In Parlamento e al governo il titolo scolastico è decorativo e superfluo: averlo non garantisce nulla e non averlo non preclude nulla. Questa querelle, però, sottolinea l’importante principio secondo cui dovrebbe contare ciò che si sa fare, non il diploma preso chissà come
Ma perché sbraitano tanto per la laurea? A cosa serve? L’ultimo grido è la polemica montata sul presunto titolo falso (presunto titolo o presunto falso: non si capisce) della ministra del lavoro, Marina Calderone. Il caso, di là dal ricordarci dell’esistenza della ministra Calderone, non ha la minima utilità concreta: se anche un ministro non avesse la laurea, potrebbe comunque fare il ministro; e, se anche un ministro andasse in giro tappezzato di pergamene prodotte a Cambridge, a Oxford, a Harvard e alla Sorbona, verrebbe comunque preso a pernacchie al primo talk show con un guitto di passaggio.
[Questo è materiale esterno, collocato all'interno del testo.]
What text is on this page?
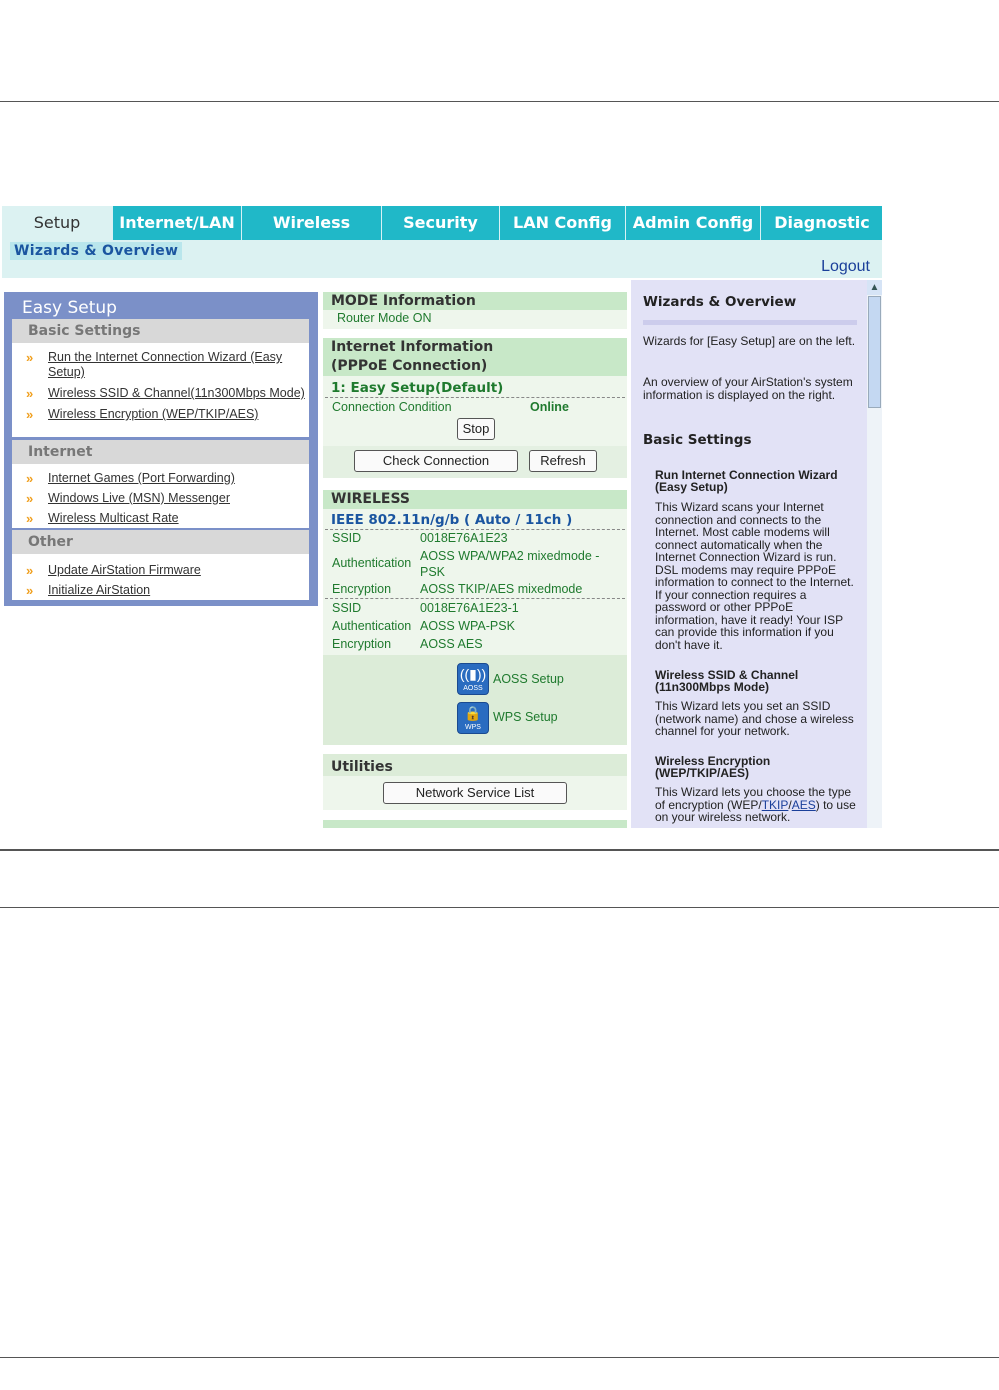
Setup	Internet/LAN	Wireless	Security	LAN Config	Admin Config	Diagnostic
Wizards & Overview
Logout
Easy Setup
Basic Settings
» Run the Internet Connection Wizard (Easy Setup)
» Wireless SSID & Channel(11n300Mbps Mode)
» Wireless Encryption (WEP/TKIP/AES)
Internet
» Internet Games (Port Forwarding)
» Windows Live (MSN) Messenger
» Wireless Multicast Rate
Other
» Update AirStation Firmware
» Initialize AirStation
MODE Information
Router Mode ON
Internet Information
(PPPoE Connection)
1: Easy Setup(Default)
Connection Condition	Online
Stop
Check Connection	Refresh
WIRELESS
IEEE 802.11n/g/b ( Auto / 11ch )
SSID	0018E76A1E23
Authentication AOSS WPA/WPA2 mixedmode - PSK
Encryption AOSS TKIP/AES mixedmode
SSID	0018E76A1E23-1
Authentication AOSS WPA-PSK
Encryption AOSS AES
((▮))
AOSS
AOSS Setup
🔒
WPS
WPS Setup
Utilities
Network Service List
Wizards & Overview
Wizards for [Easy Setup] are on the left.
An overview of your AirStation's system information is displayed on the right.
Basic Settings
Run Internet Connection Wizard (Easy Setup)
This Wizard scans your Internet connection and connects to the Internet. Most cable modems will connect automatically when the Internet Connection Wizard is run. DSL modems may require PPPoE information to connect to the Internet. If your connection requires a password or other PPPoE information, have it ready! Your ISP can provide this information if you don't have it.
Wireless SSID & Channel (11n300Mbps Mode)
This Wizard lets you set an SSID (network name) and chose a wireless channel for your network.
Wireless Encryption (WEP/TKIP/AES)
This Wizard lets you choose the type of encryption (WEP/TKIP/AES) to use on your wireless network.
▲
A che pro dunque dotarsi di lauree false? E a che pro denunciare che sono false? In parlamento e al governo la laurea è decorativa e superflua, vanità di vanità; si sa bene che averla non garantisce nulla e non averla non preclude nulla. Forse però questa querelle è una delle poche circostanze in cui il paese reale può trarre giovamento dall’esempio di quel reality in ghingheri che è la politica italiana: prendere atto che, per ministri e deputati, di fatto la laurea è priva di valore legale, poiché non conta nella distribuzione delle cariche; ed estendere il principio che dovrebbe contare ciò che si sa fare, non il diploma preso chissà come per la gioia di incorniciarlo e appenderlo, a tutti i cittadini e non soltanto ai politici.